Erroneously called the french horn, the horn traces its ancestry to Germany. The modern double horn is a new addition to the orchestra, first emerging in the late 1800s in Germany. The instrument is pitched in two keys B-flat and F, and the use of the thumb trigger switches between the two "sides' of the instrument.
Despite having two fundamental pitches - F and B-flat, the horn is considered an F instrument. As such, written pitches sound a fifth lower than printed.
The horn, despite its extensive solo range, has a p ractical range of two octaves. This is due to the nature of the instrument. Low pitches are difficult to play, and often limited to players that specialize in playing in the absolute lowest range of the instrument. Likewise, some players specialize in playing in the highest range of the instrument. However, for practical purposes, it is best to stay within the staff when writing for horn.
The double horn is used significantly in film music, due to its robust timbre. It can be a powerful instrument when played in large sections of four (or eight).

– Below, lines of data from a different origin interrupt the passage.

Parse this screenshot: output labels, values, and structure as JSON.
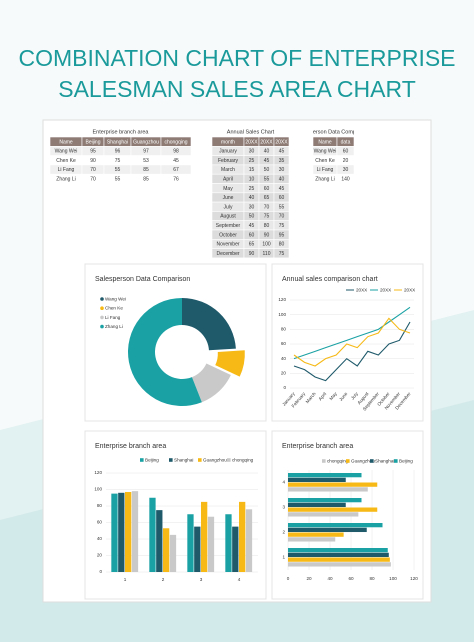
{
  "title": [
    "COMBINATION CHART OF ENTERPRISE",
    "SALESMAN SALES AREA CHART"
  ],
  "tables": [
    {
      "title": "Enterprise branch area",
      "header": [
        "Name",
        "Beijing",
        "Shanghai",
        "Guangzhou",
        "chongqing"
      ],
      "rows": [
        [
          "Wang Wei",
          95,
          96,
          97,
          98
        ],
        [
          "Chen Ke",
          90,
          75,
          53,
          45
        ],
        [
          "Li Fang",
          70,
          55,
          85,
          67
        ],
        [
          "Zhang Li",
          70,
          55,
          85,
          76
        ]
      ]
    },
    {
      "title": "Annual Sales Chart",
      "header": [
        "month",
        "20XX",
        "20XX",
        "20XX"
      ],
      "rows": [
        [
          "January",
          30,
          40,
          45
        ],
        [
          "February",
          25,
          45,
          35
        ],
        [
          "March",
          15,
          50,
          30
        ],
        [
          "April",
          10,
          55,
          40
        ],
        [
          "May",
          25,
          60,
          45
        ],
        [
          "June",
          40,
          65,
          60
        ],
        [
          "July",
          30,
          70,
          55
        ],
        [
          "August",
          50,
          75,
          70
        ],
        [
          "September",
          45,
          80,
          75
        ],
        [
          "October",
          60,
          90,
          95
        ],
        [
          "November",
          65,
          100,
          80
        ],
        [
          "December",
          90,
          110,
          75
        ]
      ]
    },
    {
      "title": "Salesperson Data Comparison",
      "header": [
        "Name",
        "data"
      ],
      "rows": [
        [
          "Wang Wei",
          60
        ],
        [
          "Chen Ke",
          20
        ],
        [
          "Li Fang",
          30
        ],
        [
          "Zhang Li",
          140
        ]
      ]
    }
  ],
  "chart_data": [
    {
      "type": "pie",
      "title": "Salesperson Data Comparison",
      "categories": [
        "Wang Wei",
        "Chen Ke",
        "Li Fang",
        "Zhang Li"
      ],
      "values": [
        60,
        20,
        30,
        140
      ],
      "colors": [
        "#1f5a6b",
        "#f6b916",
        "#c9c9c9",
        "#1aa1a4"
      ],
      "donut": true
    },
    {
      "type": "line",
      "title": "Annual sales comparison chart",
      "categories": [
        "January",
        "February",
        "March",
        "April",
        "May",
        "June",
        "July",
        "August",
        "September",
        "October",
        "November",
        "December"
      ],
      "series": [
        {
          "name": "20XX",
          "color": "#1f5a6b",
          "values": [
            30,
            25,
            15,
            10,
            25,
            40,
            30,
            50,
            45,
            60,
            65,
            90
          ]
        },
        {
          "name": "20XX",
          "color": "#1aa1a4",
          "values": [
            40,
            45,
            50,
            55,
            60,
            65,
            70,
            75,
            80,
            90,
            100,
            110
          ]
        },
        {
          "name": "20XX",
          "color": "#f6b916",
          "values": [
            45,
            35,
            30,
            40,
            45,
            60,
            55,
            70,
            75,
            95,
            80,
            75
          ]
        }
      ],
      "ylim": [
        0,
        120
      ],
      "yticks": [
        0,
        20,
        40,
        60,
        80,
        100,
        120
      ],
      "grid": true
    },
    {
      "type": "bar",
      "title": "Enterprise branch area",
      "categories": [
        "1",
        "2",
        "3",
        "4"
      ],
      "series": [
        {
          "name": "Beijing",
          "color": "#1aa1a4",
          "values": [
            95,
            90,
            70,
            70
          ]
        },
        {
          "name": "Shanghai",
          "color": "#1f5a6b",
          "values": [
            96,
            75,
            55,
            55
          ]
        },
        {
          "name": "Guangzhou",
          "color": "#f6b916",
          "values": [
            97,
            53,
            85,
            85
          ]
        },
        {
          "name": "chongqing",
          "color": "#c9c9c9",
          "values": [
            98,
            45,
            67,
            76
          ]
        }
      ],
      "ylim": [
        0,
        120
      ],
      "yticks": [
        0,
        20,
        40,
        60,
        80,
        100,
        120
      ],
      "grid": true
    },
    {
      "type": "hbar",
      "title": "Enterprise branch area",
      "categories": [
        "1",
        "2",
        "3",
        "4"
      ],
      "series": [
        {
          "name": "chongqing",
          "color": "#c9c9c9",
          "values": [
            98,
            45,
            67,
            76
          ]
        },
        {
          "name": "Guangzhou",
          "color": "#f6b916",
          "values": [
            97,
            53,
            85,
            85
          ]
        },
        {
          "name": "Shanghai",
          "color": "#1f5a6b",
          "values": [
            96,
            75,
            55,
            55
          ]
        },
        {
          "name": "Beijing",
          "color": "#1aa1a4",
          "values": [
            95,
            90,
            70,
            70
          ]
        }
      ],
      "xlim": [
        0,
        120
      ],
      "xticks": [
        0,
        20,
        40,
        60,
        80,
        100,
        120
      ],
      "grid": true
    }
  ]
}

Unlike the other brass instruments, it resides in the upper range of its overtone series. Young horn players often struggle identifying the partial they are playing and pitch accuracy is one of the major hurdles for the beginner. Therefore, horns are not as agile as trumpets, and fast runs are discouraged.
One notable technique used by horns is the "horn rip". The closer intervals of the overtone series allow a horn player to "rip" through these partials, often jumping from the octave below.
Although not as common, horn players also can play "stopped". By placing their hand further into the bell, the timbre of the horn is changed to a very brilliant tone. The pitch is actually raised a half-step, though the horn player is the one that does the transposing. As a player is playing against higher resistance, this can only be performed at louder dynamics.